Each block contains a fingerprint of the previous.
We’ve explained the basic structure of a blockchain. But when you hear people talking about blockchain technology, they’re likely not just talking about the database itself, but the ecosystems built around blockchains.
As standalone data structures, blockchains are only really useful in niche applications. Where things get interesting is when we use them as tools for strangers to coordinate amongst themselves. Combined with other technologies and some game theory, a blockchain can act as a distributed ledger that’s controlled by no one.
What this means is that no one has the power to edit the entries outside of the rules of the system (more on the rules shortly). In that sense, you could argue that the ledger is simultaneously owned by everyone: participants reach an agreement on what it looks like at any given moment.

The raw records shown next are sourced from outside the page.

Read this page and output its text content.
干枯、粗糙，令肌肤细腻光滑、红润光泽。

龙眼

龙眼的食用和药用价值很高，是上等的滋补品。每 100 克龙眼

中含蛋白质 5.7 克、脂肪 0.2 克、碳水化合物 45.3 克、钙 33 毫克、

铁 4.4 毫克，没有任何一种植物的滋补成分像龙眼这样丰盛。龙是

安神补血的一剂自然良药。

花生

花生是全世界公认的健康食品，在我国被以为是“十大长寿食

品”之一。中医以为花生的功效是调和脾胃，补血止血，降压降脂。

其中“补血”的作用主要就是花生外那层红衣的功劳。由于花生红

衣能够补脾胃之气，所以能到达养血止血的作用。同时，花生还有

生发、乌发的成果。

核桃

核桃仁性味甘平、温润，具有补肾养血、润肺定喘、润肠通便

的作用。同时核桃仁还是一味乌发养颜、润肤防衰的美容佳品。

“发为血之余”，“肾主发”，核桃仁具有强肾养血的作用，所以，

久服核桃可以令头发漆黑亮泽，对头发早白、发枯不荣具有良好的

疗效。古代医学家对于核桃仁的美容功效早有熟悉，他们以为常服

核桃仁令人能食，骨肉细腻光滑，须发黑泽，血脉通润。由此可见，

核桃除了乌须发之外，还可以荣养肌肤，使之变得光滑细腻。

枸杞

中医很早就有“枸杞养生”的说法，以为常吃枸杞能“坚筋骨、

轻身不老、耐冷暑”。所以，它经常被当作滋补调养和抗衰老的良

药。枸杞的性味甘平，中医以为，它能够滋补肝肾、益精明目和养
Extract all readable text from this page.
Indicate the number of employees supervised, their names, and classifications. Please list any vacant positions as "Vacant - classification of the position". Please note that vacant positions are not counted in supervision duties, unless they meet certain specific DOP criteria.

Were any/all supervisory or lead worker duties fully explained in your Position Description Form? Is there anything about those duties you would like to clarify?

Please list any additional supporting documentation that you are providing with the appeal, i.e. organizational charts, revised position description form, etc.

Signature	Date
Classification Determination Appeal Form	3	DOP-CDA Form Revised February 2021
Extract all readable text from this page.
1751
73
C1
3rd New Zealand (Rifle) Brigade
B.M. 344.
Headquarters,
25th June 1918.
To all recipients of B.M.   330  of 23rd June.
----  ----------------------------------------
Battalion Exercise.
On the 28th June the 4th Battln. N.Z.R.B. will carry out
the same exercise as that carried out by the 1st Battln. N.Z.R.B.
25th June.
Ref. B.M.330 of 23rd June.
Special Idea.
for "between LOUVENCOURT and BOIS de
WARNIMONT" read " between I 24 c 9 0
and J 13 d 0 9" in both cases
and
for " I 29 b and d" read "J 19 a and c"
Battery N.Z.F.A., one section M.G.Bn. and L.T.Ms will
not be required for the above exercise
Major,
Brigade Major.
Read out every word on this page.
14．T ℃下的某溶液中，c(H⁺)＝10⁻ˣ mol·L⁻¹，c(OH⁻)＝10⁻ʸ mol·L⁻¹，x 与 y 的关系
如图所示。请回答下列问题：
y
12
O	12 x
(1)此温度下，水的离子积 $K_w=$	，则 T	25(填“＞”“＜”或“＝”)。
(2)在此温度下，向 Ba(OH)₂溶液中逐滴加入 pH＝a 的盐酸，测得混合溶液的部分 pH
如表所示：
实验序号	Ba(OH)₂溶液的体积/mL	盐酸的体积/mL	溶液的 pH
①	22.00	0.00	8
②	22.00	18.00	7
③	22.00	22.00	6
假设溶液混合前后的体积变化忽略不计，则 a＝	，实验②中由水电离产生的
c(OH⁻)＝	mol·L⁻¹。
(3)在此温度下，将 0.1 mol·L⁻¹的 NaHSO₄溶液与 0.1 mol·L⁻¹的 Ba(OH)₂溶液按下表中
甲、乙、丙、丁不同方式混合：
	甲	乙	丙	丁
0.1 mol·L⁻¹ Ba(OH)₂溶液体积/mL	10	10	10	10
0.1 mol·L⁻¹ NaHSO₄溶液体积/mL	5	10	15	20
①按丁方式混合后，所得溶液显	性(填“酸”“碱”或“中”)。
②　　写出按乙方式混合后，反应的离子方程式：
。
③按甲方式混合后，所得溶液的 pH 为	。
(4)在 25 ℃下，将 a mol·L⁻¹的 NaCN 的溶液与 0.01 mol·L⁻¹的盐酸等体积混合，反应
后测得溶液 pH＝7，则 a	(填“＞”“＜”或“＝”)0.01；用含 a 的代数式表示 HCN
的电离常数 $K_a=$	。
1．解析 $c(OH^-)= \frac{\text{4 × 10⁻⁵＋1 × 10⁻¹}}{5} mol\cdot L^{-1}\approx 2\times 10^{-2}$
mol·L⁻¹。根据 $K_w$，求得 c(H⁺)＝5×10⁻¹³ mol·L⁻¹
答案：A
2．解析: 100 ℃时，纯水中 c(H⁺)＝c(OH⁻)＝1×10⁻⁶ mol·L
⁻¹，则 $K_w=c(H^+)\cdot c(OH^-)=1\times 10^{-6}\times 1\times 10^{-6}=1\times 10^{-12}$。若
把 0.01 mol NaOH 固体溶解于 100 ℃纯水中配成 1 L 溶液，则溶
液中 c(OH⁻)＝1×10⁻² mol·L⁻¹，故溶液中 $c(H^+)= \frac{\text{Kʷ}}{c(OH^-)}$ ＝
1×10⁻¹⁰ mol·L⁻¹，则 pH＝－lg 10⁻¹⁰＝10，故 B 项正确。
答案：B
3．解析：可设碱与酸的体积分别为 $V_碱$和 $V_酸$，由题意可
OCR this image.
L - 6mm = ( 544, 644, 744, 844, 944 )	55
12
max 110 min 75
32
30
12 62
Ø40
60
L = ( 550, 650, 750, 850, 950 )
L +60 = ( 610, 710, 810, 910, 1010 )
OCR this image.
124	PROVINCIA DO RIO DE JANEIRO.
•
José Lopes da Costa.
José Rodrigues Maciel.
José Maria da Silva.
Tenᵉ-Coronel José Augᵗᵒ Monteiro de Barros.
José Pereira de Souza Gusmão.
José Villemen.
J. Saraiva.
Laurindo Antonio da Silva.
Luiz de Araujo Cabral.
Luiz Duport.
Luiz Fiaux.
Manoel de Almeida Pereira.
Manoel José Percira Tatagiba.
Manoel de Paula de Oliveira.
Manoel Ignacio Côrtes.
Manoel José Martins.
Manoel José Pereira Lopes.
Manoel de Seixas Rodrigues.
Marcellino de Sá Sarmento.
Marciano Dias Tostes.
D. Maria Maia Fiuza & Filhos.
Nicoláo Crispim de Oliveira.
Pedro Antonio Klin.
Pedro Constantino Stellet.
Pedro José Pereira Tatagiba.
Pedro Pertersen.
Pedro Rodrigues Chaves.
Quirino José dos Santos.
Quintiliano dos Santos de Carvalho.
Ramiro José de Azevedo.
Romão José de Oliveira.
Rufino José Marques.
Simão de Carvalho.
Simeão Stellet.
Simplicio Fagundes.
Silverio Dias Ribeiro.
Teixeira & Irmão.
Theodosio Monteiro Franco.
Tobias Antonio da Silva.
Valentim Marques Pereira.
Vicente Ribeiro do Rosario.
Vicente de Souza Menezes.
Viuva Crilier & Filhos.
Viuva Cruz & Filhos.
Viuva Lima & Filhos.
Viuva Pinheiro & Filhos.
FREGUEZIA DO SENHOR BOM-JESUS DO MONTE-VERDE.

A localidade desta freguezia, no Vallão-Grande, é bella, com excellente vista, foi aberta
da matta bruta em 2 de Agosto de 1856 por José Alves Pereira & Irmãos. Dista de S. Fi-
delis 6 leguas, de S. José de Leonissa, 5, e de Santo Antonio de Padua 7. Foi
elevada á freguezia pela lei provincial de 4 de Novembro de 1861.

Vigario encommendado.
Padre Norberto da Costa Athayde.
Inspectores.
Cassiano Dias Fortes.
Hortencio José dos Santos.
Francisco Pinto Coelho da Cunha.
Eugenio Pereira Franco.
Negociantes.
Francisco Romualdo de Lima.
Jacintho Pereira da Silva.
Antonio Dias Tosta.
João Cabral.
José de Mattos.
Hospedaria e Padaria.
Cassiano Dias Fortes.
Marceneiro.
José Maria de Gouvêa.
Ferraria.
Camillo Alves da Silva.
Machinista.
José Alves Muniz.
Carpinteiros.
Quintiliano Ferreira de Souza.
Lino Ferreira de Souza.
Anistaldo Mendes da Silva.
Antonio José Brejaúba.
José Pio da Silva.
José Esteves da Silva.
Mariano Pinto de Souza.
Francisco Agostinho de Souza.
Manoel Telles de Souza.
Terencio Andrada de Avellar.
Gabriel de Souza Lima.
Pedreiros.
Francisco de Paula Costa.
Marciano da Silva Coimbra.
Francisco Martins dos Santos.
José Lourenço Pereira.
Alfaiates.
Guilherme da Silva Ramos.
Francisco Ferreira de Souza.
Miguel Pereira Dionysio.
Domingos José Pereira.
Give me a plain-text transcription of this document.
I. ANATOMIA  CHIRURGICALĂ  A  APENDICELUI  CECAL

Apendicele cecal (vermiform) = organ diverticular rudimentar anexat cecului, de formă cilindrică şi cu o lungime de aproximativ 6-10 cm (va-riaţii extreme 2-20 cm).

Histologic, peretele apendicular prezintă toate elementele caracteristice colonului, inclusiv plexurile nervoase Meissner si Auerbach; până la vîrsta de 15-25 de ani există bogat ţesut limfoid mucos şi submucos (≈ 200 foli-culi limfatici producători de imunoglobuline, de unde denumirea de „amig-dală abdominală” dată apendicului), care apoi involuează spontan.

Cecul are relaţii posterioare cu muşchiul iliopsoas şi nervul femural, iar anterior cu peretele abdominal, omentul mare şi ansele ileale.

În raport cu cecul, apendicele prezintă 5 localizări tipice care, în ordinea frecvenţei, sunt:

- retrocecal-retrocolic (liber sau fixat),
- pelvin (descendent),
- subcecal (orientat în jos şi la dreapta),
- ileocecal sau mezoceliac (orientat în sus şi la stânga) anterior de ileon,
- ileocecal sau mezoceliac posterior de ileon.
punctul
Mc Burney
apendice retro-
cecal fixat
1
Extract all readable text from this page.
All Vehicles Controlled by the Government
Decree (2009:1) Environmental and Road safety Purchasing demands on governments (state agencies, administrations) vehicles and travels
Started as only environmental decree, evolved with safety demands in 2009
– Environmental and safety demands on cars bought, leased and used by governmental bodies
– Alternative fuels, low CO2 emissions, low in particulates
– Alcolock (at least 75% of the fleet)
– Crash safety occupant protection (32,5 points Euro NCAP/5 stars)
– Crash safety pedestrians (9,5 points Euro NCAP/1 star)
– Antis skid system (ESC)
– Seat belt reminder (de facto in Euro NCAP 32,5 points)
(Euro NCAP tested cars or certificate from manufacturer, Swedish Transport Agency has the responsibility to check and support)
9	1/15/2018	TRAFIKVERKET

The real challenge standing in the way of a system like that described above is something called the Byzantine Generals Problem. Conceived in the 1980s, it describes a dilemma in which isolated participants must communicate to coordinate their actions. The specific dilemma involves a handful of army generals that surround a city, deciding whether to attack it. The generals can only communicate via messenger.
Each must decide whether to attack or retreat. It doesn’t matter whether they attack or retreat, as long as all generals agree on a common decision. If they decide to attack, they will only be successful if they move in at the same time. So how do we ensure that they can pull this off?
Sure, they could communicate via messenger. But what if the messenger is intercepted with a message that says “we’re attacking at dawn”, and that message is replaced with “we’re attacking tonight”? What if one of the generals is malicious and intentionally misleads the others to ensure they’re defeated?
All generals are successful when attacking (left). When some retreat while others attack, they will be defeated (right).
We need a strategy wherein consensus can be reached, even if participants turn malicious or messages get intercepted. Not being able to maintain a database isn’t a life-and-death situation like attacking a city without reinforcements, but the same principle holds. If there’s no one to oversee the blockchain and to give users “correct” information, then the users must be able to communicate amongst themselves.
To overcome the potential failure of one (or several) users, the mechanisms of the blockchain must be carefully engineered to be resistant to such setbacks. A system that can achieve this is referred to as Byzantine fault-tolerant. As we’ll see shortly, consensus algorithms are used to enforce robust rules.
You could, of course, operate a blockchain by yourself. But you’d end up with a database that’s clunky in comparison to superior alternatives. Its real potential can be exploited in a decentralized environment – that is, one where all users are equal. That way, the blockchain can’t be deleted or maliciously taken over. It’s a single source of truth that anyone can see.
The peer-to-peer (P2P) network is our layer of users (or the generals in our previous example). There’s no administrator, so instead of phoning into a central server anytime they want to exchange information with another user, the user sends it directly to their peers.
Consider the graphic below. On the left, A needs to route their message through the server to get it to F. On the right-hand side, however, they’re connected without an intermediary.
A centralized network (left) vs. a decentralized one (right).
Normally, the server holds all the information that users need. When you access Binance Academy, you’re asking its servers to feed you all the articles. If the website goes offline, you won’t be able to see them. However, if you downloaded all of the content, you could load it on your computer without querying Binance Academy.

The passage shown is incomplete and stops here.